For those unfamiliar, mutual wills are wills made by two or more persons who agree to dispose of their property in a certain way and not to revoke or alter their wills without the consent of the other(s). Such wills create a binding contract between the testators, which can be enforced by the beneficiaries of the wills after the first testator’s death, effectively restricting the testators’ testamentary freedom. Such agreements are usually contained in the wills themselves, but this case illustrates that these types of arrangements can be equally effective when included in other documents.
Ernesto and Josephine Colicci married in 1982 and had two children, Robert and Rosanna. Together, they established a successful ice-cream and catering business, ECSI Ltd.
The couple divorced in 2011, negotiating a clean break settlement and signing a shareholders’ agreement in respect of their business.
In 2014, Ernesto married Nora Grinberg and they later had a child together. Josephine also started a second family with her new partner.
Prompted by the new family additions, in 2016, Ernesto and Josephine entered into a deed in which they covenanted to leave their respective shares in ECSI Ltd to Robert and Rosanna, and to make wills to that effect.
In 2017, Ernesto, Josephine, Robert and Rosanna entered into a shareholders’ agreement, which ostensibly replaced the previous 2011 agreement. The 2017 agreement gave each adult child a portion of shares and promoted Robert to director. It also stated: “This Agreement, and any documents referred to in it…constitute the whole agreement between the parties and supersede any…previous agreement between them relating to the subject matter they cover, including the 2011 shareholders’ agreement” (clause 18).
Ernesto died unexpectedly in 2021, leaving a 2017 will, in which he left his shares in ECSI Ltd to Nora, contrary to the terms of the 2016 deed.
Josephine, Robert and Rosanna contested Ernesto's 2017 will and instead sought to enforce the terms of the 2016 deed, arguing that this had not been revoked by the 2017 shareholders’ agreement or, if it had, that the 2017 agreement should be rectified accordingly.
Nora’s main defence was that the 2017 agreement had superseded the 2016 deed, and this was made clear by clause 18. Accordingly, Ernesto had been free to dispose of his shares as he wished and the 2017 will should stand.
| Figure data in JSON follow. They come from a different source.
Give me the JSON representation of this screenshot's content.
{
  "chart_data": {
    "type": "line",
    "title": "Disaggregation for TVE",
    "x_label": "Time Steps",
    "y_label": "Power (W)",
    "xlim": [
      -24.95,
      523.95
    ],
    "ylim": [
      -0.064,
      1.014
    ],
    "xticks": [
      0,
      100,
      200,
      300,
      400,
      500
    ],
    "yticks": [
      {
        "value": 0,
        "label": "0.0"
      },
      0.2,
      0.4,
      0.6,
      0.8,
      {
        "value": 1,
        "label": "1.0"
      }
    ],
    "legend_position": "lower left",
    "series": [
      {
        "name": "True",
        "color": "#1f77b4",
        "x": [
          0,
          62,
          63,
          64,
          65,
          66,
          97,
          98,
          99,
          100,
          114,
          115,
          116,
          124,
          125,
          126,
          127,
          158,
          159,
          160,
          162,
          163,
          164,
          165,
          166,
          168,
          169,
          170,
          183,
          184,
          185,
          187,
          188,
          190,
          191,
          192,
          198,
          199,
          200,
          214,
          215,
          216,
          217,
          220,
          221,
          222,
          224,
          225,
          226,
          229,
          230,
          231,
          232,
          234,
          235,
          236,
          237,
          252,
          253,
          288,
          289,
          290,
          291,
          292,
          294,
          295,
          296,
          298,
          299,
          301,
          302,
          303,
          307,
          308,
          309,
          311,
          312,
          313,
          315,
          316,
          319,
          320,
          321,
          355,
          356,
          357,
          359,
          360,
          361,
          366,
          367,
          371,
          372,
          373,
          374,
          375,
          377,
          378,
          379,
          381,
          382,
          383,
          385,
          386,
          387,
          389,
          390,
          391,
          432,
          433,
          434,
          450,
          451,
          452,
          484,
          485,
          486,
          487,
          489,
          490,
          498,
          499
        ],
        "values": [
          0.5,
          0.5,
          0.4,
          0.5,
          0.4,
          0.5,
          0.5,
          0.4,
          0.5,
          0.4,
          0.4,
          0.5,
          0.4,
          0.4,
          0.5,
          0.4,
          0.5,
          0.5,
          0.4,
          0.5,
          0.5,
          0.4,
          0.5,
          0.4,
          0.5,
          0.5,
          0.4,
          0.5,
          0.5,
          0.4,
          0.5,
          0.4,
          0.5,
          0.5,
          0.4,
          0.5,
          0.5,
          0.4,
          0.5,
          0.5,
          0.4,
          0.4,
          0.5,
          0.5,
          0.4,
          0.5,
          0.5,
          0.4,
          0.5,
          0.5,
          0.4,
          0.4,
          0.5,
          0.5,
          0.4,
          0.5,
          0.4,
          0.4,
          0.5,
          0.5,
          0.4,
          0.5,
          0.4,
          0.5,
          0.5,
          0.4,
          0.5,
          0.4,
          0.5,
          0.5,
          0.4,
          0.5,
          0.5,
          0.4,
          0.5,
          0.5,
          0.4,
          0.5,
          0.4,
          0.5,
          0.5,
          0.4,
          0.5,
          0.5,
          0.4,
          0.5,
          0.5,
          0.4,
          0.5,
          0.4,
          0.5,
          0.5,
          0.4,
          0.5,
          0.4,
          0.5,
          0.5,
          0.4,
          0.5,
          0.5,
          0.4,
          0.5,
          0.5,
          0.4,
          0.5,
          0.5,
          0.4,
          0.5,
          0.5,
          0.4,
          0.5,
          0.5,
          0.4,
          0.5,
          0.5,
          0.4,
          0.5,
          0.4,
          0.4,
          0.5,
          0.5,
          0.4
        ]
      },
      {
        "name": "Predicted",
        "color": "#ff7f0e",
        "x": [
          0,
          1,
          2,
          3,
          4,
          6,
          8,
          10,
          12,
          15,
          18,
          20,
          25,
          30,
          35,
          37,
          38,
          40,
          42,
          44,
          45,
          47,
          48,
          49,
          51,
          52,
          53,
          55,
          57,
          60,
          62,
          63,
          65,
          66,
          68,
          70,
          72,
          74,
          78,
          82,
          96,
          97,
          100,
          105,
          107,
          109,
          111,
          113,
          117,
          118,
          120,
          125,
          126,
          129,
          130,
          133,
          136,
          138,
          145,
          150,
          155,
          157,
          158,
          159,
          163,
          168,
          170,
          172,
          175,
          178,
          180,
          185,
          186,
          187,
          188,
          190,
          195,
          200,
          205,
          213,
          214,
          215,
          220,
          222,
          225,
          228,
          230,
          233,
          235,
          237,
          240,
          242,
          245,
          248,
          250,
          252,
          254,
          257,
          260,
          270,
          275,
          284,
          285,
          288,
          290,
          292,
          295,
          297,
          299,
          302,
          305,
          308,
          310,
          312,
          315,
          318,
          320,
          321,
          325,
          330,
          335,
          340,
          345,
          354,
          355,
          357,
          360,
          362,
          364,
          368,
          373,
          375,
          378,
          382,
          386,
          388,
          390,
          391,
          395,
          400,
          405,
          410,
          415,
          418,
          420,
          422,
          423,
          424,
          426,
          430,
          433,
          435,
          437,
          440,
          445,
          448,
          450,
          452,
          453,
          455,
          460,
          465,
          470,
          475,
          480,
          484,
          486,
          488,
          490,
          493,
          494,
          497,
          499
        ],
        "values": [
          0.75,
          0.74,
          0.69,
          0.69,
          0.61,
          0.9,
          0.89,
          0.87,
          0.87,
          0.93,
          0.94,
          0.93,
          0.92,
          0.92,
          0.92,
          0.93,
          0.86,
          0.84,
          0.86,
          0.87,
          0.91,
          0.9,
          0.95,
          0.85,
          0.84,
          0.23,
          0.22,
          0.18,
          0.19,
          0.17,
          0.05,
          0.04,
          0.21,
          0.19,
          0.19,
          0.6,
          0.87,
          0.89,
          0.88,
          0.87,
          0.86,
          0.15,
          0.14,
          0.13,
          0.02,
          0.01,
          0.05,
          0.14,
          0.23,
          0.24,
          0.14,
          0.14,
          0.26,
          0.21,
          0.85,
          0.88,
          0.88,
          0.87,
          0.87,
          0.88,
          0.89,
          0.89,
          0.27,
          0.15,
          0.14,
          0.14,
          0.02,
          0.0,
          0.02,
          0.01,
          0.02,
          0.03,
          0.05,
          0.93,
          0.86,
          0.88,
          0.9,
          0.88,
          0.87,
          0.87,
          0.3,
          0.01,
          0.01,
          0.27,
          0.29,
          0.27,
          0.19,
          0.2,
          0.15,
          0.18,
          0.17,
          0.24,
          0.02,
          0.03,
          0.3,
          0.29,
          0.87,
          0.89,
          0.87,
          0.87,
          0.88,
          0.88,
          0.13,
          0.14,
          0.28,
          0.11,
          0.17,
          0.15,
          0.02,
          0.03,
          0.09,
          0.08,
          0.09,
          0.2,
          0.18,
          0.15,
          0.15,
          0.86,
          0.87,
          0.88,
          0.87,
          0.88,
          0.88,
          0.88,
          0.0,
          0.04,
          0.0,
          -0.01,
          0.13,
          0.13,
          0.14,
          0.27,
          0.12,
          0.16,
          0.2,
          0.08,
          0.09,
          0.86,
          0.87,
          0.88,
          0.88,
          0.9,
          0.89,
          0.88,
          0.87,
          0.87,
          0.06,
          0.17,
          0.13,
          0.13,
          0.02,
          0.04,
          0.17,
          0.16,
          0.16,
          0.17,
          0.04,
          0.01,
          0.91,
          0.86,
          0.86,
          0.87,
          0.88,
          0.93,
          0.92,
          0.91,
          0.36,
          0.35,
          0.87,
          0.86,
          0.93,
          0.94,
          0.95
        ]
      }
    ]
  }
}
The judge held that the 2016 deed created a binding obligation on Ernesto and Josephine, prohibiting them from dealing with their shares on death other than as agreed: “The subject matter of the 2016 Deed was a mutual promise that any shares still held by Ernesto and Josephine at death would pass to the adult children, and a promise to make wills to that effect. It created testamentary obligations. It removed Ernesto’s and Josephine’s freedom to dispose of their Shares on death.”
He also concluded that the 2017 agreement did not supersede the 2016 deed, because the "subject matter" of the 2017 agreement was "the rights and obligations of the parties as shareholders", whereas the 2016 deed imposed "obligations on Ernesto and Josephine as testators" and conferred "benefits upon the adult children as beneficiaries".
Clause 18, as drafted, could not reasonably be interpreted as ousting the 2016 deed. A key factor in this conclusion was that, whilst clause 18 explicitly stated that the 2011 agreement was superseded, it did not mention the 2016 deed, which logically ought to have been the case if the parties had intended to revoke this document as well.
Accordingly, as a matter of construction, the claimants were victorious, meaning that Ernesto’s shares will pass to Robert and Rosanna in accordance with the 2016 deed, rather than to Nora pursuant to the provisions of the 2017 will.
Given this decision, it was not necessary to reach a conclusion on the rectification argument. Although, interestingly, the judge commented that had this been relevant, rectification would not have been available to the claimants, mainly because there was not sufficient evidence available that the parties to the 2017 agreement had shared the necessary common intention on entering into the document, which was then mistakenly recorded in the final agreement.
This case serves as yet another cautionary tale about the use of mutual wills and their potent effect. If you enter into such an arrangement freely of your own accord (there was no suggestion of undue influence here, as was at play in Naidoo v Barton), this judgment indicates that the courts will uphold the agreement, regardless of whether a testator later changes their mind.
It is also clear from the decision that such agreements do not need to be contained in the wills themselves to be binding: a separate document can be just as effective. Whilst testamentary freedom is the starting point in England and Wales (unlike in many other jurisdictions), testators can knowingly set their own limits on this, which the courts will honour. Mutual wills (or equivalent documents) should therefore never be entered into lightly and their lasting impact should not be underestimated.